Bornova Aziz Kocaoğlu Stadı’nı, Tire Stadını kim yaptı? Sorunun cevabını bilmeyen yok… Tek kelimeyle “Belediye” doğru yanıt… Büyükşehir ve ilçe belediyeleri el ele verdi, statlar yerine dikildi…
O zaman?..
Beyler, bayanlar…
1867 yılında Selanik’te doğan, 1950 yılında İstanbul vefat eden, eğitimini Galatasaray Lisesi ve İstanbul Üniversitesi Hukuk Fakültesi’nde tamamlayan birinden söz edeceğim. Türk mutasavvıf, eğitimcisi olup 20. yüzyılın ilk yarısında yaşayan sûfiler arasında önemli yeri olan bir mutasavvıf (tasavvuf inançlarını benimseyip kendini Tanrı’ya ve Tanrısal hikmete vermiş, tasavvufla uğraşan, gizemciliği yaymaya çalışan kimse) Ken'an (Kenan) Rifâî Büyükaksoy’ın bir sözünü hatırlatmak istiyorum:
“Herkesin kendi üstüne düşeni yapması, bir ibadettir.”
Ne demek istediğimi anlayabildiniz mi?
Şunu itiraf etmeliyim ki;
Bizim siyasetle, siyasetçilerle işimiz yok. Olmadı. Olmaz da… İşimiz, gücümüz spor…
Sporun güzelliklerinden, fair play olgusundan, halkın mutluluğundan, taraftarımızın sevincinden kalbimizde çiçekler açar…
Konu transferin kapalı olması, basketbolda Şampiyonlar Ligi Şampiyonluğu, play offlar, voleybolda alt yapının inanılmaz başarısı, yelkende olimpiyat kotası, teniste Türkiye Şampiyonlukları değil…
Buna inanın… Karşıyaka taraftarı bu yazdıklarımla sadece günün kurtarıldığını çok iyi biliyor. Bir de bildikleri tek şey: Karşıyaka Spor Kulübü’nü kurtaracak olan stat…
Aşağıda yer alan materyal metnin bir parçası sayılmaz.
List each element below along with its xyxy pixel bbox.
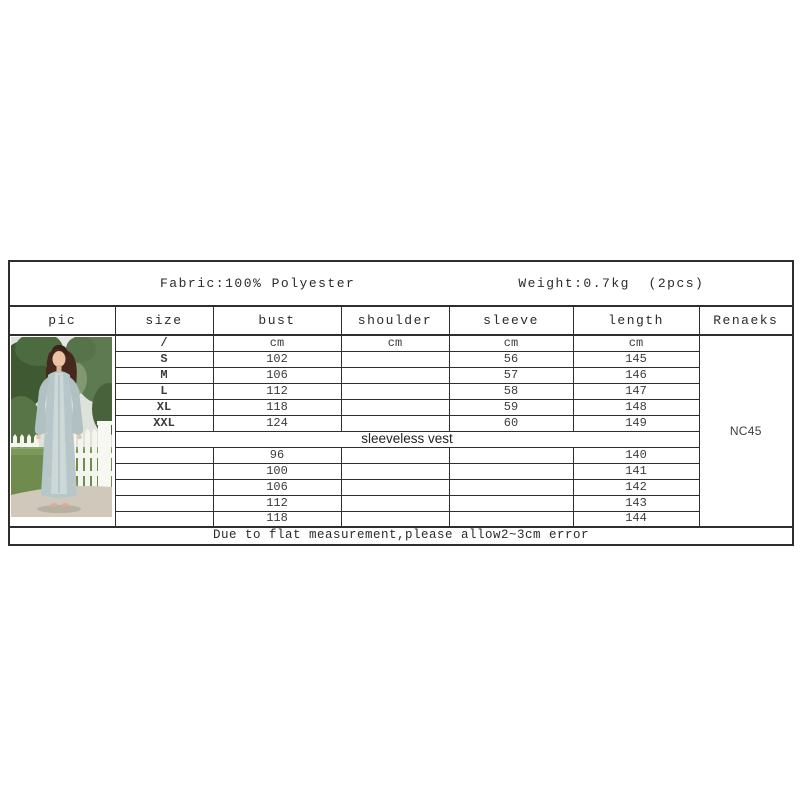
header-shoulder: shoulder — [341, 306, 449, 335]
cell-shoulder — [341, 351, 449, 367]
size-chart-table — [8, 260, 794, 546]
cell-shoulder — [341, 415, 449, 431]
product-photo — [11, 337, 112, 517]
cell-length: 145 — [573, 351, 699, 367]
cell-sleeve: 56 — [449, 351, 573, 367]
model-right-hand — [77, 435, 82, 440]
header-bust: bust — [213, 306, 341, 335]
model-neck — [57, 365, 62, 372]
cell-sleeve: 57 — [449, 367, 573, 383]
model-right-shoe — [62, 503, 69, 507]
header-length: length — [573, 306, 699, 335]
vest-row — [9, 495, 793, 511]
cell-size — [115, 479, 213, 495]
info-cell — [9, 261, 793, 306]
cell-sleeve — [449, 495, 573, 511]
weight-text: Weight:0.7kg (2pcs) — [518, 275, 705, 291]
fence-post — [98, 423, 111, 491]
cell-size — [115, 463, 213, 479]
cell-bust: cm — [213, 335, 341, 351]
table-row-m — [9, 367, 793, 383]
vest-row — [9, 463, 793, 479]
cell-shoulder — [341, 399, 449, 415]
cell-shoulder — [341, 495, 449, 511]
cell-length: 141 — [573, 463, 699, 479]
model-left-shoe — [51, 503, 58, 507]
cell-length: cm — [573, 335, 699, 351]
cell-bust: 124 — [213, 415, 341, 431]
model-shadow — [37, 505, 81, 513]
cell-shoulder — [341, 383, 449, 399]
cell-length: 146 — [573, 367, 699, 383]
note-row — [9, 527, 793, 545]
cell-length: 142 — [573, 479, 699, 495]
product-photo-cell — [9, 335, 115, 527]
vest-row — [9, 447, 793, 463]
cell-sleeve: 60 — [449, 415, 573, 431]
cell-size: S — [115, 351, 213, 367]
model-face — [53, 351, 66, 367]
cell-length: 143 — [573, 495, 699, 511]
cell-length: 149 — [573, 415, 699, 431]
cell-sleeve: 58 — [449, 383, 573, 399]
cell-shoulder — [341, 511, 449, 527]
table-row-units — [9, 335, 793, 351]
table-row-l — [9, 383, 793, 399]
header-sleeve: sleeve — [449, 306, 573, 335]
measurement-note: Due to flat measurement,please allow2~3cm error — [9, 527, 793, 545]
cell-size — [115, 495, 213, 511]
cell-bust: 100 — [213, 463, 341, 479]
cell-length: 147 — [573, 383, 699, 399]
header-pic: pic — [9, 306, 115, 335]
cell-shoulder — [341, 447, 449, 463]
cell-shoulder — [341, 479, 449, 495]
cell-bust: 106 — [213, 479, 341, 495]
table-row-xxl — [9, 415, 793, 431]
header-row — [9, 306, 793, 335]
fabric-text: Fabric:100% Polyester — [160, 275, 356, 291]
cell-bust: 112 — [213, 495, 341, 511]
cell-bust: 102 — [213, 351, 341, 367]
cell-sleeve — [449, 479, 573, 495]
table-row-s — [9, 351, 793, 367]
cell-size — [115, 511, 213, 527]
cell-size — [115, 447, 213, 463]
header-remark: Renaeks — [699, 306, 793, 335]
cell-length: 144 — [573, 511, 699, 527]
cell-sleeve — [449, 511, 573, 527]
cell-size: / — [115, 335, 213, 351]
cell-bust: 118 — [213, 399, 341, 415]
info-texts — [10, 277, 792, 291]
cell-sleeve: 59 — [449, 399, 573, 415]
vest-section-row — [9, 431, 793, 447]
cell-size: XXL — [115, 415, 213, 431]
cell-size: M — [115, 367, 213, 383]
cell-sleeve: cm — [449, 335, 573, 351]
vest-row — [9, 511, 793, 527]
table-row-xl — [9, 399, 793, 415]
cell-bust: 96 — [213, 447, 341, 463]
cell-sleeve — [449, 447, 573, 463]
cell-bust: 106 — [213, 367, 341, 383]
cell-shoulder: cm — [341, 335, 449, 351]
cell-size: L — [115, 383, 213, 399]
cell-sleeve — [449, 463, 573, 479]
cell-size: XL — [115, 399, 213, 415]
cell-length: 140 — [573, 447, 699, 463]
info-row — [9, 261, 793, 306]
header-size: size — [115, 306, 213, 335]
cell-shoulder — [341, 367, 449, 383]
cell-bust: 112 — [213, 383, 341, 399]
model-left-hand — [36, 435, 41, 440]
cell-shoulder — [341, 463, 449, 479]
cell-length: 148 — [573, 399, 699, 415]
cell-bust: 118 — [213, 511, 341, 527]
remark-cell: NC45 — [699, 335, 793, 527]
vest-section-label: sleeveless vest — [115, 431, 699, 447]
vest-row — [9, 479, 793, 495]
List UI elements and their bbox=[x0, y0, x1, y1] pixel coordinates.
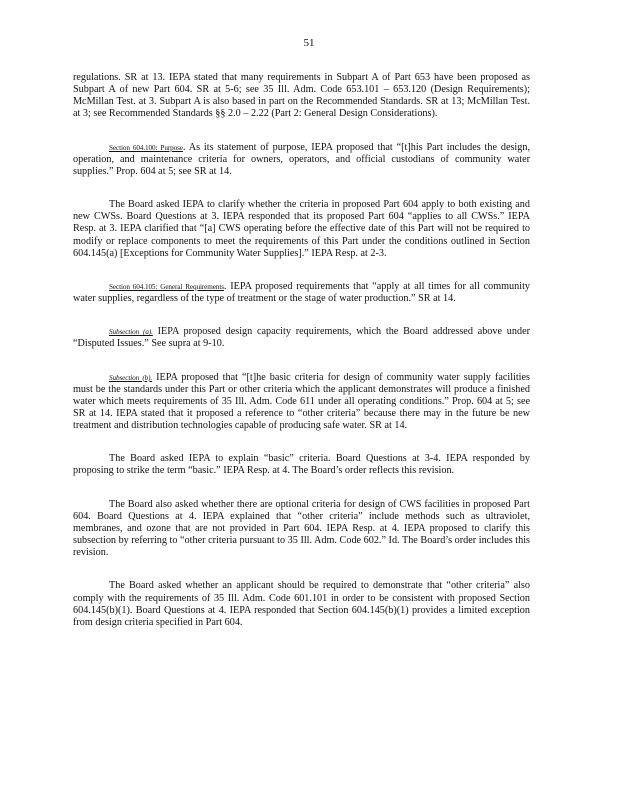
paragraph-8: The Board also asked whether there are optional criteria for design of CWS facilities in proposed Part 604. Board Questions at 4. IEPA explained that “other criteria” include methods such as ultraviolet, membranes, and ozone that are not provided in Part 604. IEPA Resp. at 4. IEPA proposed to clarify this subsection by referring to “other criteria pursuant to 35 Ill. Adm. Code 602.” Id. The Board’s order includes this revision. bbox=[73, 498, 530, 559]
section-heading-604-105: Section 604.105: General Requirements bbox=[109, 282, 224, 291]
paragraph-text: IEPA proposed design capacity requirements, which the Board addressed above under “Disputed Issues.” See supra at 9-10. bbox=[73, 326, 530, 350]
paragraph-text: . IEPA proposed requirements that “apply at all times for all community water supplies, regardless of the type of treatment or the stage of water production.” SR at 14. bbox=[73, 280, 530, 305]
paragraph-section-604-105 bbox=[73, 281, 530, 305]
paragraph-subsection-b bbox=[73, 372, 530, 433]
paragraph-section-604-100 bbox=[73, 142, 530, 178]
subsection-heading-a: Subsection (a). bbox=[109, 328, 153, 337]
paragraph-3: The Board asked IEPA to clarify whether the criteria in proposed Part 604 apply to both existing and new CWSs. Board Questions at 3. IEPA responded that its proposed Part 604 “applies to all CWSs.” IEPA Resp. at 3. IEPA clarified that “[a] CWS operating before the effective date of this Part will not be required to modify or replace components to meet the requirements of this Part under the conditions outlined in Section 604.145(a) [Exceptions for Community Water Supplies].” IEPA Resp. at 2-3. bbox=[73, 199, 530, 259]
paragraph-text: IEPA proposed that “[t]he basic criteria for design of community water supply facilities must be the standards under this Part or other criteria which the applicant demonstrates will produce a finished water which meets requirements of 35 Ill. Adm. Code 611 under all operating conditions.” Prop. 604 at 5; see SR at 14. IEPA stated that it proposed a reference to “other criteria” because there may in the future be new treatment and distribution technologies capable of producing safe water. SR at 14. bbox=[73, 371, 530, 432]
paragraph-9: The Board asked whether an applicant should be required to demonstrate that “other criteria” also comply with the requirements of 35 Ill. Adm. Code 601.101 in order to be consistent with proposed Section 604.145(b)(1). Board Questions at 4. IEPA responded that Section 604.145(b)(1) provides a limited exception from design criteria specified in Part 604. bbox=[73, 580, 530, 628]
paragraph-1: regulations. SR at 13. IEPA stated that many requirements in Subpart A of Part 653 have been proposed as Subpart A of new Part 604. SR at 5-6; see 35 Ill. Adm. Code 653.101 – 653.120 (Design Requirements); McMillan Test. at 3. Subpart A is also based in part on the Recommended Standards. SR at 13; McMillan Test. at 3; see Recommended Standards §§ 2.0 – 2.22 (Part 2: General Design Considerations). bbox=[73, 72, 530, 120]
subsection-heading-b: Subsection (b). bbox=[109, 373, 153, 382]
page-number: 51 bbox=[303, 37, 315, 49]
paragraph-text: . As its statement of purpose, IEPA proposed that “[t]his Part includes the design, operation, and maintenance criteria for owners, operators, and official custodians of community water supplies.” Prop. 604 at 5; see SR at 14. bbox=[73, 141, 530, 177]
paragraph-subsection-a bbox=[73, 326, 530, 350]
paragraph-7: The Board asked IEPA to explain “basic” criteria. Board Questions at 3-4. IEPA responded by proposing to strike the term “basic.” IEPA Resp. at 4. The Board’s order reflects this revision. bbox=[73, 453, 530, 477]
section-heading-604-100: Section 604.100: Purpose bbox=[109, 143, 183, 152]
document-body bbox=[73, 72, 530, 650]
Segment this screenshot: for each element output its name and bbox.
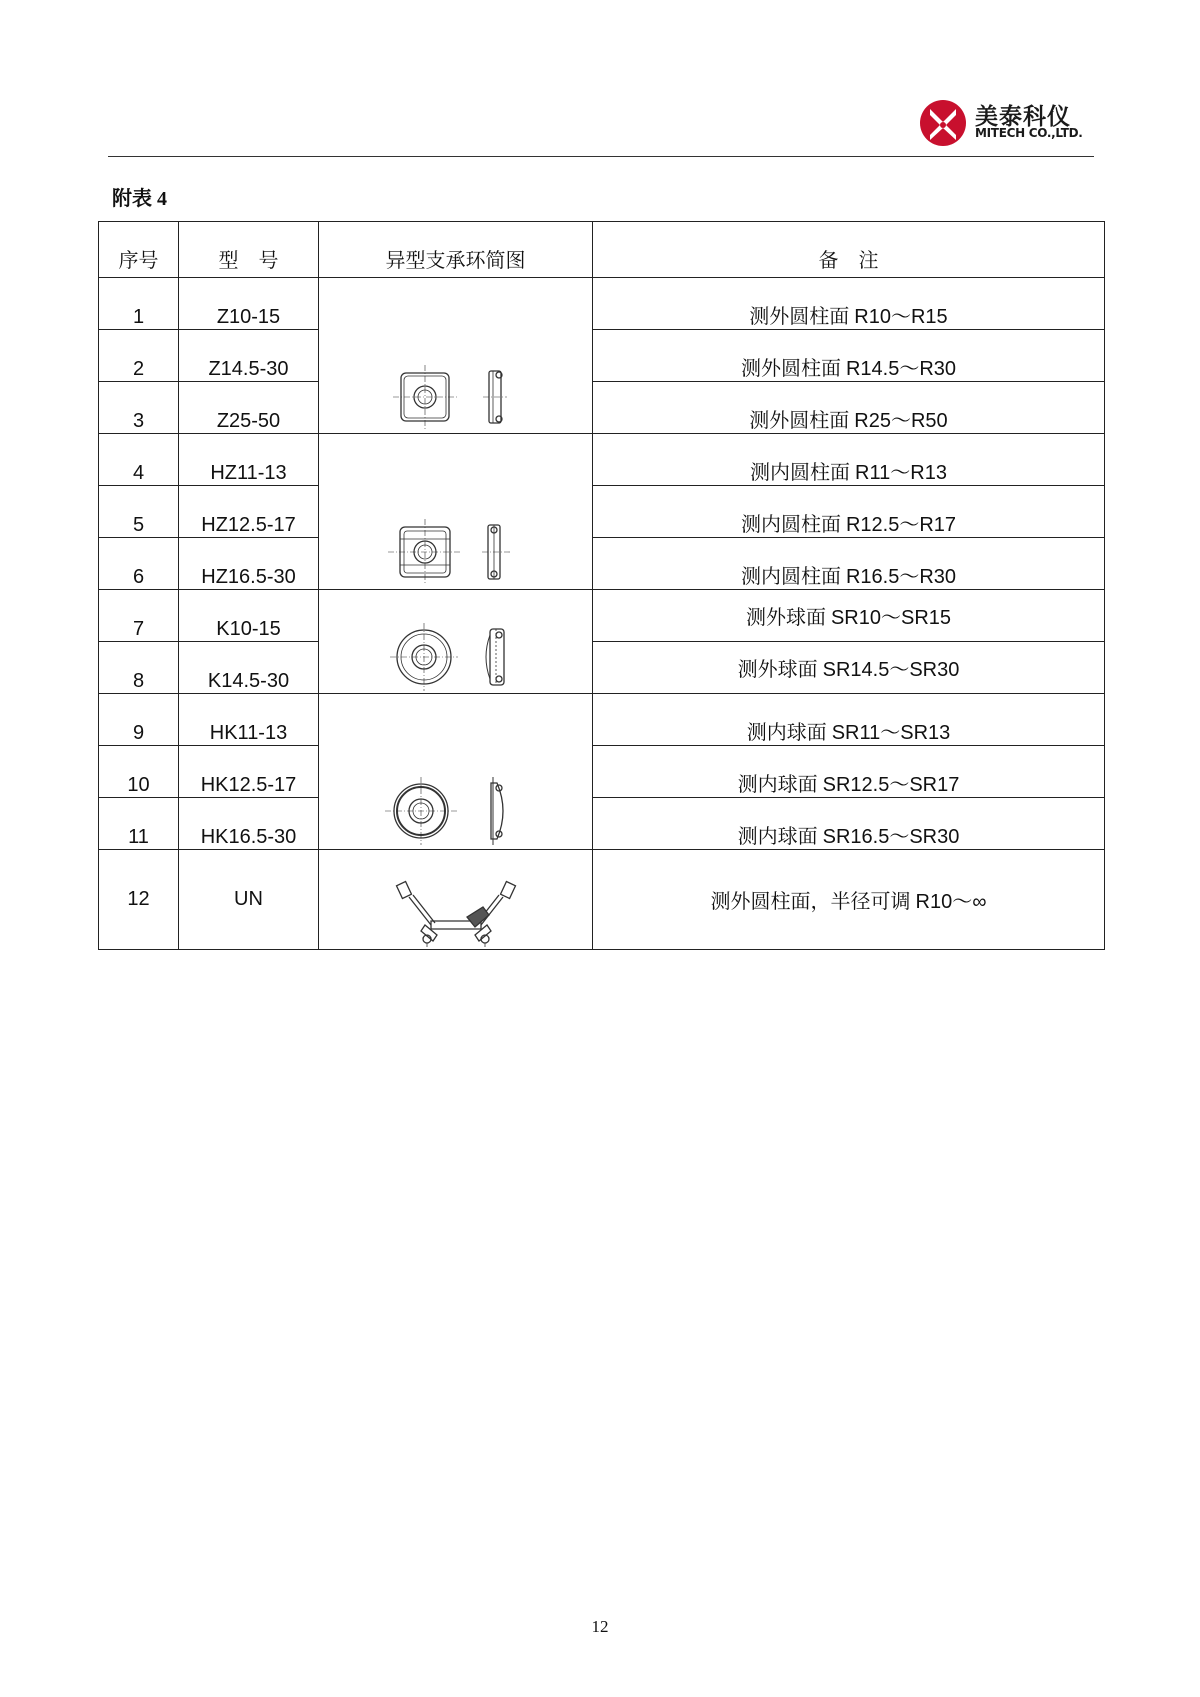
table-row bbox=[99, 694, 1105, 746]
row-number: 8 bbox=[99, 642, 179, 694]
row-model: UN bbox=[179, 850, 319, 950]
row-note: 测外圆柱面 R14.5～R30 bbox=[593, 330, 1105, 382]
row-note: 测内圆柱面 R16.5～R30 bbox=[593, 538, 1105, 590]
spherical-outer-ring-diagram bbox=[386, 621, 526, 693]
row-note: 测内球面 SR12.5～SR17 bbox=[593, 746, 1105, 798]
table-row bbox=[99, 850, 1105, 950]
row-note: 测内圆柱面 R12.5～R17 bbox=[593, 486, 1105, 538]
row-model: HK12.5-17 bbox=[179, 746, 319, 798]
diagram-cell bbox=[319, 434, 593, 590]
diagram-cell bbox=[319, 278, 593, 434]
header-no: 序号 bbox=[99, 222, 179, 278]
page-number: 12 bbox=[591, 1617, 609, 1636]
row-model: Z14.5-30 bbox=[179, 330, 319, 382]
row-number: 10 bbox=[99, 746, 179, 798]
company-logo bbox=[918, 96, 1098, 152]
row-model: HK11-13 bbox=[179, 694, 319, 746]
row-number: 6 bbox=[99, 538, 179, 590]
row-note: 测外球面 SR14.5～SR30 bbox=[593, 642, 1105, 694]
row-note: 测外圆柱面，半径可调 R10～∞ bbox=[593, 850, 1105, 950]
table-row bbox=[99, 746, 1105, 798]
cylindrical-outer-ring-diagram bbox=[391, 363, 521, 433]
row-number: 11 bbox=[99, 798, 179, 850]
row-note: 测内圆柱面 R11～R13 bbox=[593, 434, 1105, 486]
row-model: HK16.5-30 bbox=[179, 798, 319, 850]
table-row bbox=[99, 486, 1105, 538]
row-model: K14.5-30 bbox=[179, 642, 319, 694]
row-model: Z25-50 bbox=[179, 382, 319, 434]
row-model: HZ11-13 bbox=[179, 434, 319, 486]
diagram-cell bbox=[319, 850, 593, 950]
table-title: 附表 4 bbox=[112, 188, 167, 210]
row-note: 测外圆柱面 R10～R15 bbox=[593, 278, 1105, 330]
header-model: 型 号 bbox=[179, 222, 319, 278]
row-number: 12 bbox=[99, 850, 179, 950]
row-number: 3 bbox=[99, 382, 179, 434]
row-note: 测内球面 SR11～SR13 bbox=[593, 694, 1105, 746]
row-number: 7 bbox=[99, 590, 179, 642]
header-note: 备 注 bbox=[593, 222, 1105, 278]
logo-text-cn: 美泰科仪 bbox=[975, 104, 1071, 130]
row-number: 4 bbox=[99, 434, 179, 486]
table-row bbox=[99, 538, 1105, 590]
table-row bbox=[99, 590, 1105, 642]
row-model: HZ12.5-17 bbox=[179, 486, 319, 538]
row-number: 9 bbox=[99, 694, 179, 746]
row-note: 测内球面 SR16.5～SR30 bbox=[593, 798, 1105, 850]
support-ring-table bbox=[98, 221, 1105, 950]
row-number: 2 bbox=[99, 330, 179, 382]
row-model: HZ16.5-30 bbox=[179, 538, 319, 590]
table-header-row bbox=[99, 222, 1105, 278]
diagram-cell bbox=[319, 590, 593, 694]
logo-text-en: MITECH CO.,LTD. bbox=[975, 126, 1083, 140]
diagram-cell bbox=[319, 694, 593, 850]
mitech-logo-icon bbox=[918, 98, 968, 148]
header-diagram: 异型支承环简图 bbox=[319, 222, 593, 278]
row-note: 测外圆柱面 R25～R50 bbox=[593, 382, 1105, 434]
table-row bbox=[99, 434, 1105, 486]
row-model: K10-15 bbox=[179, 590, 319, 642]
table-row bbox=[99, 798, 1105, 850]
row-number: 1 bbox=[99, 278, 179, 330]
table-row bbox=[99, 382, 1105, 434]
spherical-inner-ring-diagram bbox=[381, 773, 531, 849]
header-rule bbox=[108, 156, 1094, 157]
row-number: 5 bbox=[99, 486, 179, 538]
row-note: 测外球面 SR10～SR15 bbox=[593, 590, 1105, 642]
cylindrical-inner-ring-diagram bbox=[386, 517, 526, 589]
table-row bbox=[99, 278, 1105, 330]
table-row bbox=[99, 642, 1105, 694]
adjustable-support-diagram bbox=[391, 877, 521, 949]
row-model: Z10-15 bbox=[179, 278, 319, 330]
table-row bbox=[99, 330, 1105, 382]
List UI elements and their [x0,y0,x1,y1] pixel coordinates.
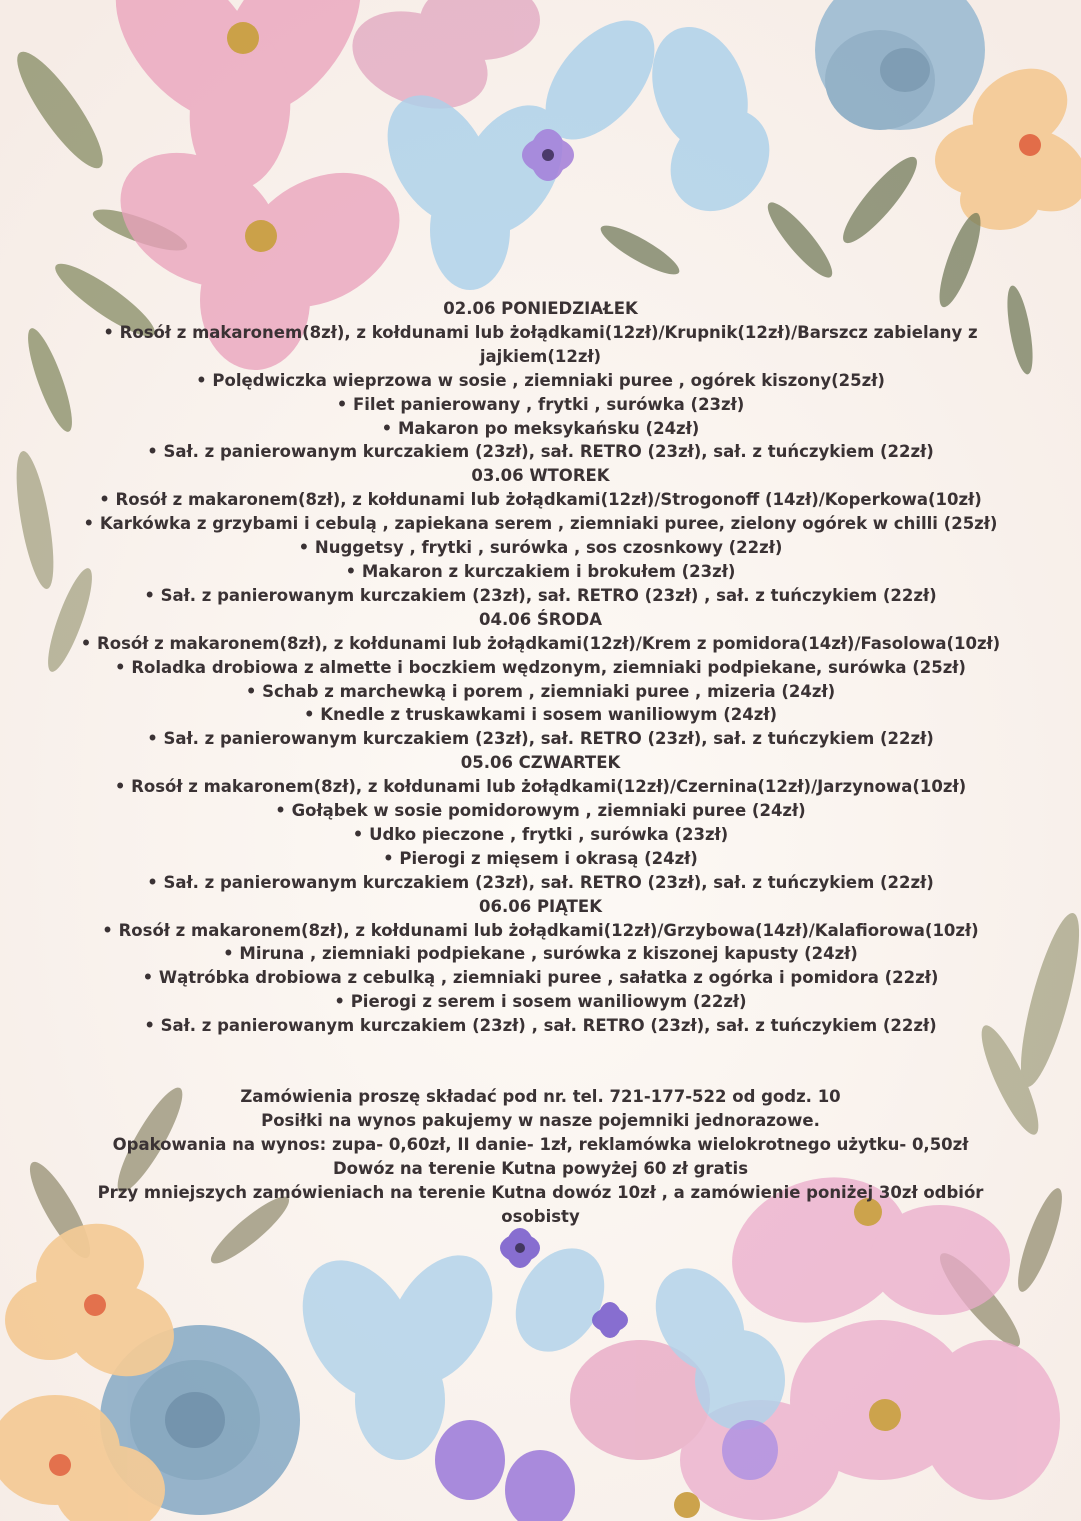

Biz günü kurtarmak için geleceğimizi asla yakmayan bir mücadele gücüne sahibiz. Tüm uğraşlarımız da geleceği sağlam temellerle inşa etmek için.
O zaman ne duruyoruz… Harekete geçelim!.. Unutmayın; “İsteklerini ne kadar netleştirirsen, o kadar güce sahip olursun.”
Cher’in (Amerikalı şarkıcı, oyuncu, film yapımcısı) sözüyle noktayı koyayım: “Eğer bir şeyi gerçekten istersen, ona sahip olmanın bir yolunu bulabilirsin.”
Yeter ki sen iste…
SEN DE DÜŞÜNCELERİNİ PAYLAŞ!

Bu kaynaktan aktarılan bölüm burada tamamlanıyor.